With regard to the blood flow of the gastric tube during esophagectomy, Tabira et al. reported that the width of gastric tubes has no impact on tissue blood flow at the anastomotic site, as well as the frequency of leakage, in a randomized prospective study.8 Matsuzaki et al. and others reported that systemic infusion of prostaglandin E1 (PGE1) increased tissue blood flow in a reconstructed gastric tube.16,17 Furthermore, it has been shown that thoracic epidural anesthesia significantly improves the microvascular perfusion of the distal part of the gastric tube.18 Here, we provide a new finding that transient bloodletting of the short gastric vein in the gastric tube during esophagectomy could improve the microcirculation of the oral site of the gastric tube.

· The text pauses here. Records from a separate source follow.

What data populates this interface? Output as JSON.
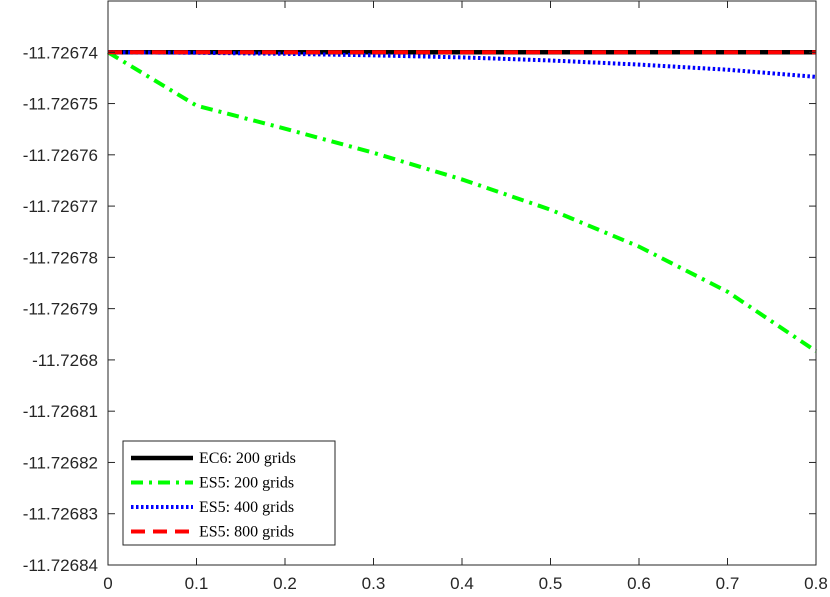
{
  "chart_data": {
    "type": "line",
    "title": "",
    "xlabel": "",
    "ylabel": "",
    "xlim": [
      0,
      0.8
    ],
    "ylim": [
      -11.72684,
      -11.72673
    ],
    "x_ticks": [
      0,
      0.1,
      0.2,
      0.3,
      0.4,
      0.5,
      0.6,
      0.7,
      0.8
    ],
    "x_tick_labels": [
      "0",
      "0.1",
      "0.2",
      "0.3",
      "0.4",
      "0.5",
      "0.6",
      "0.7",
      "0.8"
    ],
    "y_ticks": [
      -11.72674,
      -11.72675,
      -11.72676,
      -11.72677,
      -11.72678,
      -11.72679,
      -11.7268,
      -11.72681,
      -11.72682,
      -11.72683,
      -11.72684
    ],
    "y_tick_labels": [
      "-11.72674",
      "-11.72675",
      "-11.72676",
      "-11.72677",
      "-11.72678",
      "-11.72679",
      "-11.7268",
      "-11.72681",
      "-11.72682",
      "-11.72683",
      "-11.72684"
    ],
    "grid": false,
    "legend_position": "bottom-left",
    "series": [
      {
        "name": "EC6: 200 grids",
        "color": "#000000",
        "style": "solid",
        "x": [
          0,
          0.1,
          0.2,
          0.3,
          0.4,
          0.5,
          0.6,
          0.7,
          0.8
        ],
        "y": [
          -11.72674,
          -11.72674,
          -11.72674,
          -11.72674,
          -11.72674,
          -11.72674,
          -11.72674,
          -11.72674,
          -11.72674
        ]
      },
      {
        "name": "ES5: 200 grids",
        "color": "#00ff00",
        "style": "dashdot",
        "x": [
          0,
          0.1,
          0.2,
          0.3,
          0.4,
          0.5,
          0.6,
          0.7,
          0.8
        ],
        "y": [
          -11.72674,
          -11.7267504,
          -11.7267549,
          -11.7267596,
          -11.7267648,
          -11.7267707,
          -11.7267779,
          -11.7267867,
          -11.7267983
        ]
      },
      {
        "name": "ES5: 400 grids",
        "color": "#0000ff",
        "style": "dotted",
        "x": [
          0,
          0.1,
          0.2,
          0.3,
          0.4,
          0.5,
          0.6,
          0.7,
          0.8
        ],
        "y": [
          -11.72674,
          -11.7267401,
          -11.7267403,
          -11.7267406,
          -11.726741,
          -11.7267416,
          -11.7267424,
          -11.7267434,
          -11.7267448
        ]
      },
      {
        "name": "ES5: 800 grids",
        "color": "#ff0000",
        "style": "dashed",
        "x": [
          0,
          0.1,
          0.2,
          0.3,
          0.4,
          0.5,
          0.6,
          0.7,
          0.8
        ],
        "y": [
          -11.72674,
          -11.72674,
          -11.72674,
          -11.72674,
          -11.72674,
          -11.72674,
          -11.72674,
          -11.72674,
          -11.72674
        ]
      }
    ]
  }
}
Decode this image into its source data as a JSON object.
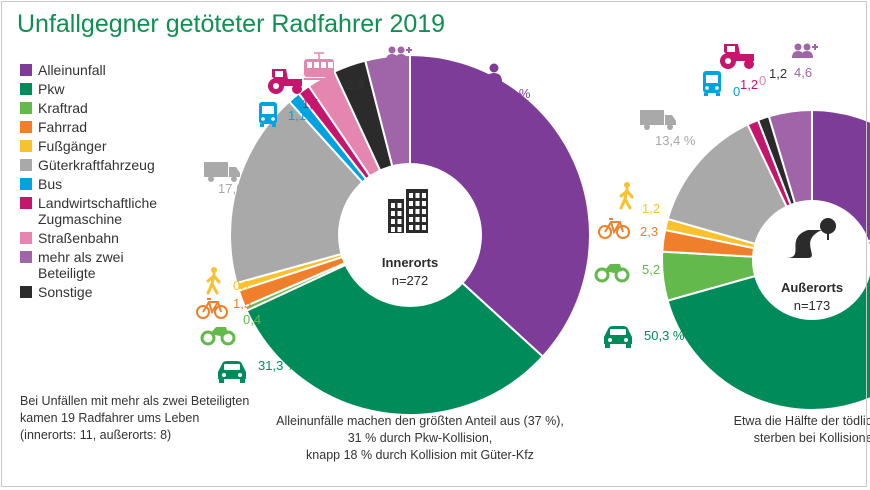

During the transient bloodletting, patients suffered from extra-bleeding of 76 ± 24 ml. We considered that this extra-bleeding due to bloodletting is acceptable in the total bleeding of the esophagectomy (629 ± 220 ml).

Since the present study was not a randomized control study, there are too many weaknesses to draw any definite conclusion from the present study. Currently, we are initiating a randomized control study to enable us to draw conclusions on the significance of transient blood letting in the gastric tube during esophagectomy.

In summary, transient bloodletting of the short gastric vein in the gastric tube during esophagectomy may improve the microcirculation of the oral site of the gastric tube. Transient bloodletting in the reconstructed gastric tube is an easy, less invasive, and efficient procedure during esophagectomy.